Madame André l’écouta avec calme jusqu’au moment où il lui rendit compte du bon accueil que Marianne avait fait à la demande d’une entrevue. À ce moment elle se montra incrédule.

— Tu me fais une histoire, lui dit-elle, ou bien Marianne s’est moquée de toi. Marianne ne veut pas se marier, elle me l’a dit cent fois.

— Eh bien, elle ne s’en souvient pas, car elle affirme le contraire, ou bien elle a changé d’idée. « Souvent femme varie ! » Mais qu’as-tu donc, chère mère ? est-ce que tu pleures ?

— Peut-être, je ne sais pas ! répondit la bonne dame en essuyant avec sa serviette deux grosses larmes qui coulaient sur ses joues, sans qu’elle eût songé à les retenir. Je me sens le cœur gros, et pour un peu je pleurerais beaucoup.

— Alors parlons vite d’autre chose. Je ne veux pas t’empêcher de dîner. Voyons, maman, tu es très-attachée à Marianne. Je sais cela, et je crois qu’elle mérite ton amitié ; mais enfin c’est une fille qui n’est pas si différente des autres qu’elle le paraît. Elle a, tout comme une autre, rêvé amour et famille ; tu ne pouvais pas espérer qu’elle y renoncerait pour faire ta partie et relever les mailles de ton tricot jusqu’à la consommation des siècles ? Elle a sa part d’égoïsme comme tout le monde, c’est son droit.

— Et tu crois que c’est par égoïsme que je me chagrine de sa résolution ? Après tout, tu as peut-être raison. J’ai tort, allons ! Je ne veux pas me désoler devant elle.
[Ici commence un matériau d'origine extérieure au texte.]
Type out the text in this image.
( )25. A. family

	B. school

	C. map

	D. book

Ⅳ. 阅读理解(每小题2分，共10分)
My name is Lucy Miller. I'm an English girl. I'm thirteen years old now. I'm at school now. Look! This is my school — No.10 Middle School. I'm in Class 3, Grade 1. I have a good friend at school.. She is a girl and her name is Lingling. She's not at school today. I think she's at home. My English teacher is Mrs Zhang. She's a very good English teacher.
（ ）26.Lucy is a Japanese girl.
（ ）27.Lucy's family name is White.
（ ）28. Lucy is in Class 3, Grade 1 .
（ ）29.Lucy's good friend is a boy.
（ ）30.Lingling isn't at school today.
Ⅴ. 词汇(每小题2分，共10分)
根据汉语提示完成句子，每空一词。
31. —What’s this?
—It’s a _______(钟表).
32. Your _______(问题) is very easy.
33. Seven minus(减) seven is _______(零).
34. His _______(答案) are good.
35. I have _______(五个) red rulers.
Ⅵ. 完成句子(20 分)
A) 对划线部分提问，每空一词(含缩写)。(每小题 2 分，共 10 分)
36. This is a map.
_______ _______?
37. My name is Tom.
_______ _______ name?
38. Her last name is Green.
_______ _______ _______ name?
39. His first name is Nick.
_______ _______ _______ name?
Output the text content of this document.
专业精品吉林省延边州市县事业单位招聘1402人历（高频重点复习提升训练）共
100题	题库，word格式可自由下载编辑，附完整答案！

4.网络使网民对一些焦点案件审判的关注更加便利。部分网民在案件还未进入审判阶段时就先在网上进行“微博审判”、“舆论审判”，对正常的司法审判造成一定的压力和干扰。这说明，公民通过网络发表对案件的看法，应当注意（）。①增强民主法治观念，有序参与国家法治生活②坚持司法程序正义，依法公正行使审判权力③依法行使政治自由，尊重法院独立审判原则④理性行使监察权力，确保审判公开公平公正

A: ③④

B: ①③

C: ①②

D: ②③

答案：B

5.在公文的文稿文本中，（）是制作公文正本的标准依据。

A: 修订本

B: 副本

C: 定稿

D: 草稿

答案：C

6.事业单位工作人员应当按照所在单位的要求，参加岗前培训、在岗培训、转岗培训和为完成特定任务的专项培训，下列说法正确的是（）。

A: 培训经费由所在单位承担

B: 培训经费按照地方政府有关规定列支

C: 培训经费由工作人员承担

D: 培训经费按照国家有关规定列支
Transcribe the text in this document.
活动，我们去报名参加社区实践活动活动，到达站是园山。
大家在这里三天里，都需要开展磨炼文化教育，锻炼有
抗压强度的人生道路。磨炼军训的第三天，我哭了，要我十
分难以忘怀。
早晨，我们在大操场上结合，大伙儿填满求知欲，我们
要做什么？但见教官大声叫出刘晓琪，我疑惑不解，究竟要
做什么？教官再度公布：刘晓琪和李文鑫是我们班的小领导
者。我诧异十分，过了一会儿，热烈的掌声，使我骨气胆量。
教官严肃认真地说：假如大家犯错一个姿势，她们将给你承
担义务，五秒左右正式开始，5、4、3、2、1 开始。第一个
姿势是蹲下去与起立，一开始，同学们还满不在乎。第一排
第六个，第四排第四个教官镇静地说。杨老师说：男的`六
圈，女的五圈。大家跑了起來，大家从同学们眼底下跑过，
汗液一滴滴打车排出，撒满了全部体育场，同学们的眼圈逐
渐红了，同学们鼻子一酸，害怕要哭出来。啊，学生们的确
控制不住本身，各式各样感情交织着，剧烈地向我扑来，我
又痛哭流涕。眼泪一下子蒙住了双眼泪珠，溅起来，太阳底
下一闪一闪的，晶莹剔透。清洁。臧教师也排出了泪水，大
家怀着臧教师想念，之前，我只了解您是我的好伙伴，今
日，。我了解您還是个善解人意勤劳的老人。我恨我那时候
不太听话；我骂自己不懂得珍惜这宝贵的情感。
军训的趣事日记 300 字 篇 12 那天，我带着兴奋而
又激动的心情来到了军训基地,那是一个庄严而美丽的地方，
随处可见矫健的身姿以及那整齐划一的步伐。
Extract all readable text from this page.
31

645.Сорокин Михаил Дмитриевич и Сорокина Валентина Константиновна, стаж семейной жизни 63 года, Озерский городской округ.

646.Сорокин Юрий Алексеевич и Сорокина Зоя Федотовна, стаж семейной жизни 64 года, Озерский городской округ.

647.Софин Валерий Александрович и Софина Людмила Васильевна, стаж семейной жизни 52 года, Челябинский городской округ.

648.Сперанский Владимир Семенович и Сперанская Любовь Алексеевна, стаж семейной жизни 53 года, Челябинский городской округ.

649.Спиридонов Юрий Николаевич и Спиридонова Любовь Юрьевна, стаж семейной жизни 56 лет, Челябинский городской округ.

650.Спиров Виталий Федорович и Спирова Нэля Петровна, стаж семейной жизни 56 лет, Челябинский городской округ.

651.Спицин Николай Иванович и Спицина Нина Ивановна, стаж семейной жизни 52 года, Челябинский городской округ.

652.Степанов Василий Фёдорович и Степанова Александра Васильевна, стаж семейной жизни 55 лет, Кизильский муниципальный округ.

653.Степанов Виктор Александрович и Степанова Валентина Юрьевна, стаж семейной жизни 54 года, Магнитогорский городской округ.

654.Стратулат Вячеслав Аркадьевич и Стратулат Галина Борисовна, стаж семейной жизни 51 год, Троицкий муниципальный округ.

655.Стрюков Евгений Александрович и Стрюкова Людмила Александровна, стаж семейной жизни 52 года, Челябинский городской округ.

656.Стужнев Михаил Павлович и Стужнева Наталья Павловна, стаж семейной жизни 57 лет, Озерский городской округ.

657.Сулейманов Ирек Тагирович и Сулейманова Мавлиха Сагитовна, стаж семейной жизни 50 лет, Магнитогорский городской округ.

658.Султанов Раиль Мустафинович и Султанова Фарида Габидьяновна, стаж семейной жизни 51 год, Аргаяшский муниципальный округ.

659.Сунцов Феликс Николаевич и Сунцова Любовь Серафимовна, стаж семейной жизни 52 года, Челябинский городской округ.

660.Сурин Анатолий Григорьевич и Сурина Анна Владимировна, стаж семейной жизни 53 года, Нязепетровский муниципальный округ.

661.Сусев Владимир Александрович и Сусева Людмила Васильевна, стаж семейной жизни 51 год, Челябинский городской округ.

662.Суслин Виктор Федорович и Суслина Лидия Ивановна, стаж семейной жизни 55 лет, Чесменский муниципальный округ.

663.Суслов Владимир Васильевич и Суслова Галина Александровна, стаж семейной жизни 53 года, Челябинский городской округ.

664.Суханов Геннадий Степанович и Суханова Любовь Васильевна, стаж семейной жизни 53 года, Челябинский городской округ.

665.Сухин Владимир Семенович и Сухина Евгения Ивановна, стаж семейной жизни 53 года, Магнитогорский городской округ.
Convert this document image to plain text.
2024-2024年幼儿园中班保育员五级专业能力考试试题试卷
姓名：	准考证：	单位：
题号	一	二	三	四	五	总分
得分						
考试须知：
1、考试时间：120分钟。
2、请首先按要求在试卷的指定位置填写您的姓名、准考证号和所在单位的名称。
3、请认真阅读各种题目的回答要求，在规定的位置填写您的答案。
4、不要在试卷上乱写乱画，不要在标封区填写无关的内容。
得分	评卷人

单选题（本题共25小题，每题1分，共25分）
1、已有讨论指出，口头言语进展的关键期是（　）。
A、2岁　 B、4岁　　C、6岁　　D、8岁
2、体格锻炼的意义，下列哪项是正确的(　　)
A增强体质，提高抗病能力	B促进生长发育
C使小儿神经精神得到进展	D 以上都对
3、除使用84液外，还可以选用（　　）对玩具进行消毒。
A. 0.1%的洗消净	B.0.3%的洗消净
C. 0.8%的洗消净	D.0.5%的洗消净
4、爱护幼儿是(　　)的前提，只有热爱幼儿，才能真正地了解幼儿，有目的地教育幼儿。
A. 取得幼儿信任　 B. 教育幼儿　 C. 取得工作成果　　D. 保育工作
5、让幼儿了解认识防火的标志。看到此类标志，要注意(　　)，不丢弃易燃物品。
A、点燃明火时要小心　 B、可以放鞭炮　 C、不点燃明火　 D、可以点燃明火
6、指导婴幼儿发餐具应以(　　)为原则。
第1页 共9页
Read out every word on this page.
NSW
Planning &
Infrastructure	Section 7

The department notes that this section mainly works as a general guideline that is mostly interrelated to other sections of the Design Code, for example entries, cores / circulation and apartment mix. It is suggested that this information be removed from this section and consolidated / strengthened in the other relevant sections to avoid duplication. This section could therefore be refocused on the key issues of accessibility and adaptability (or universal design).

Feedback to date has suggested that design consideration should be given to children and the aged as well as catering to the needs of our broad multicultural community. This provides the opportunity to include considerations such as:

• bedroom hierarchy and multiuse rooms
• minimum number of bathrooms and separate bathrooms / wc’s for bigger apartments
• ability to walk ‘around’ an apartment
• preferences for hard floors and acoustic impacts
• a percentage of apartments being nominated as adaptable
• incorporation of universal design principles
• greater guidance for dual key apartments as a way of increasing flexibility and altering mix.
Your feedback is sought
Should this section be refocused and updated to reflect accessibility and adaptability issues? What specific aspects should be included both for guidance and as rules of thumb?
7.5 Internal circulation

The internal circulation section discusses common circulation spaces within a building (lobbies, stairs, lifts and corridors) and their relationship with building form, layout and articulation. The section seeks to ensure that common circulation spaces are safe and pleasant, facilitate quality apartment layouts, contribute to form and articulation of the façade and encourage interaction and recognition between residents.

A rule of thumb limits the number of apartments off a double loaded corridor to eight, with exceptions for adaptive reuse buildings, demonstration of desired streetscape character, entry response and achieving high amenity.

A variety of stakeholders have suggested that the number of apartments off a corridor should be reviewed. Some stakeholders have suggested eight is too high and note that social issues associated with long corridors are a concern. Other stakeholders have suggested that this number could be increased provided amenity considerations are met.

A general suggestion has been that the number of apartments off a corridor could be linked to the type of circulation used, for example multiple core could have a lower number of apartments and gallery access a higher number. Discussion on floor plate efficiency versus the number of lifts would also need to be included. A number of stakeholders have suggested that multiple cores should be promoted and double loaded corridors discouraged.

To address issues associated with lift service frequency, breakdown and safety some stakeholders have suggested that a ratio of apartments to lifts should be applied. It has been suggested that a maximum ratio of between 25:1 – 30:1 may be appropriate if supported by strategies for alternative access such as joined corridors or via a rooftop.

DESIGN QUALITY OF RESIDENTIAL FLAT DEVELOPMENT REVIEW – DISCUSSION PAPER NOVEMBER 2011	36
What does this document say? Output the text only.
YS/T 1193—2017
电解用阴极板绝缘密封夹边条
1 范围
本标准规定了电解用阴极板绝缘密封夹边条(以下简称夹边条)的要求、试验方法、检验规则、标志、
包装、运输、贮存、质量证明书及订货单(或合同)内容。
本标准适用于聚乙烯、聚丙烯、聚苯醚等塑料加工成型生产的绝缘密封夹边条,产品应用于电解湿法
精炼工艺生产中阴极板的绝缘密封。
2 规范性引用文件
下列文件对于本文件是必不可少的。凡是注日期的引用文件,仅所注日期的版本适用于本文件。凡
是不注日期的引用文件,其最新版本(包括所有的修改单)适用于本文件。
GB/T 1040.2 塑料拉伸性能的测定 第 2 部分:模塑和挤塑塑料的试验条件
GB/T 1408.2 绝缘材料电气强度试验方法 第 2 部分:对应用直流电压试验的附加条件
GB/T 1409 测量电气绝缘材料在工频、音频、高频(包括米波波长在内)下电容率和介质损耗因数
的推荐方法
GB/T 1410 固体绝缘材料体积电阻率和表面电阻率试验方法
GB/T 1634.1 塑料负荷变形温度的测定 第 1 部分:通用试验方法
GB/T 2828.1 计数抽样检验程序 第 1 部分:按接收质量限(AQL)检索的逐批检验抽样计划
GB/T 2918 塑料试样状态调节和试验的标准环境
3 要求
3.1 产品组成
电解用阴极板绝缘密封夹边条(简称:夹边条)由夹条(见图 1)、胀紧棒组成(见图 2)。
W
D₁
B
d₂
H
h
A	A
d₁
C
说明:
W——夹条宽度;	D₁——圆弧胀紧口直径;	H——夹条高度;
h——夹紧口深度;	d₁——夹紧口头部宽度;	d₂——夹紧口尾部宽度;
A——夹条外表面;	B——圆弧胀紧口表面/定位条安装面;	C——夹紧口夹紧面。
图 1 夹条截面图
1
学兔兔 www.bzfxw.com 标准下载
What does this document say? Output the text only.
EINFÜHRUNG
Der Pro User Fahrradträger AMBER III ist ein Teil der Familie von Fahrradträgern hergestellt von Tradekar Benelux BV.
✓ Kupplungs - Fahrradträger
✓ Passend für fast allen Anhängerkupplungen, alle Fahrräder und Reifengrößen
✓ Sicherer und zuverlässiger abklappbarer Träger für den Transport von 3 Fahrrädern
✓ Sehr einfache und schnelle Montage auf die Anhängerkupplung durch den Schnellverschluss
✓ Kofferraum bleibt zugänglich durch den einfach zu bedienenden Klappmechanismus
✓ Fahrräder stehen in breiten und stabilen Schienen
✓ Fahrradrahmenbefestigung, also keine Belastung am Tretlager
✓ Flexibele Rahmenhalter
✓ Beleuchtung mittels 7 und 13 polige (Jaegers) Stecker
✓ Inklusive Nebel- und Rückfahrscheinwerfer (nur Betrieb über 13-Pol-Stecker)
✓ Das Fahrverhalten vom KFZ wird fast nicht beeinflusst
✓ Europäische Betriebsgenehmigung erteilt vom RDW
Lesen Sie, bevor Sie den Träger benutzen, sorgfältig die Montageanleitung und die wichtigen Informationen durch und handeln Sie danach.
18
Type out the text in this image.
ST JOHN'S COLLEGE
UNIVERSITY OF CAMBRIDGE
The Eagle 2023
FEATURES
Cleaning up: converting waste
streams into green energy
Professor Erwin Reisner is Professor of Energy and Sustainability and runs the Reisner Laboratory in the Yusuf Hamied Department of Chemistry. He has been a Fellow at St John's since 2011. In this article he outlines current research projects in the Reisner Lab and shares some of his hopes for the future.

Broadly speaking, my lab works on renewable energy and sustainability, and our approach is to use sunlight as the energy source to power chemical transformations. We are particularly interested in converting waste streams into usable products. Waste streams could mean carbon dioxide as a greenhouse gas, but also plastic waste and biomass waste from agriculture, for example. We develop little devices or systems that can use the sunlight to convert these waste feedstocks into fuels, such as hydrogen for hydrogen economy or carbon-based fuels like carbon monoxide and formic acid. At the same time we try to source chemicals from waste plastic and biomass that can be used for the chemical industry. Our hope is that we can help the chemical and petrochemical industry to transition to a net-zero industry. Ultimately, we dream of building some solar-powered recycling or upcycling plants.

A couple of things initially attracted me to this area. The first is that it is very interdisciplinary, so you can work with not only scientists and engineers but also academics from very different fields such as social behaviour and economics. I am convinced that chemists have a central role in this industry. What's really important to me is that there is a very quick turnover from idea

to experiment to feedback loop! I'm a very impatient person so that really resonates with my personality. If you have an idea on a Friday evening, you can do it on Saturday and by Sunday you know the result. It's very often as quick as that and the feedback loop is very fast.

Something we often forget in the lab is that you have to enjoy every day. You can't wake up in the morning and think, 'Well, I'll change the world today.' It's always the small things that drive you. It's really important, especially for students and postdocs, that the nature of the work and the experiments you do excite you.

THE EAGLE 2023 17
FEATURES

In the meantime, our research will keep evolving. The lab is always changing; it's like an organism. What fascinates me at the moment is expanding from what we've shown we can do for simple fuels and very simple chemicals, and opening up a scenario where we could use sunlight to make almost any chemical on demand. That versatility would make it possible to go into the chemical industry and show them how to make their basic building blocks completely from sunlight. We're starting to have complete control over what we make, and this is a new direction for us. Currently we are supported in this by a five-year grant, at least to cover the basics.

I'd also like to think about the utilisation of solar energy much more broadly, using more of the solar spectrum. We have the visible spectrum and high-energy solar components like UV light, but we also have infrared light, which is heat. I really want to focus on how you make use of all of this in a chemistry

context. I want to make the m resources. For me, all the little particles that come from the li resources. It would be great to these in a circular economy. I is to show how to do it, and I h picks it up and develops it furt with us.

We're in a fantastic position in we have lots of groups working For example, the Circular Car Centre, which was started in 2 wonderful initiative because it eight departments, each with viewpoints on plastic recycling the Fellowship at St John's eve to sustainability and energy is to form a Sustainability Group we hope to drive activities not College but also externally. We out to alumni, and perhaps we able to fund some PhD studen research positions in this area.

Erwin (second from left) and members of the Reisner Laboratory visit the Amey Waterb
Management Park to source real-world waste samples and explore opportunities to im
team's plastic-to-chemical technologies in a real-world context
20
Elle va venir, il faut qu’elle me trouve aussi tranquille et aussi gaie que toi.

— Moi ? dit André, surpris du regard que sa mère attachait sur lui ; pourquoi serais-je triste ou inquiet ?

— Je pensais que tu pouvais l’être un peu.

— Tu ne t’es jamais figuré, j’espère, que je pouvais être épris de Marianne ?

— Quand tu le serais, je n’y verrais pas grand mal !

— Vraiment ? Confesse-toi, ma petite mère : tu avais rêvé de me faire épouser ta chère petite voisine ! D’où vient que tu ne m’en as jamais dit un mot ?

— Je t’en ai dit un mot, et même plusieurs mots, que tu n’as pas voulu entendre.

— Quand donc ? Je jure que je ne m’en souviens pas.

— C’est qu’il y a déjà longtemps, il y a six ans maintenant. C’est au dernier voyage que tu as fait chez nous avant la mort de ton pauvre père. Tu avais alors un peu d’argent comptant. Nous souhaitions te marier pour te garder au pays. Marianne avait vingt ans. Elle n’était pas orpheline, indépendante et riche comme elle l’est à présent. Ce mariage était encore possible.

— Et à présent il ne l’est plus, répondit vivement Pierre ému. Je suis plus âgé et plus pauvre que je ne l’étais ; je ne lui conviendrais pas. Je t’en prie, ma bonne mère, ne m’expose jamais à l’humiliation d’être refusé par cette personne réfléchie et dédaigneuse ; ne lui parle jamais de moi ! J’espère que tu ne lui en as jamais parlé ?

— Si fait, quelquefois.

— Et elle a répondu ?…

— Rien ! Marianne ne répond jamais quand sa réponse peut l’engager.

— C’est vrai, j’ai remarqué cela. Elle est d’une prudence… qui a pour moi quelque chose d’horrible ! Une femme du monde, lancée, coquette, décevante,… cela se conçoit, elle veut des adorateurs ; mais une fille de campagne qui ne veut pas qu’un mari calcule et se tient bien autrement, c’est un bloc de glace qui ne fond sous aucun soleil.

— Tais-toi, la voilà qui arrive, dit madame André, qui avait fort bien remarqué le dépit douloureux de son fils. N’ayons pas l’air de la blâmer.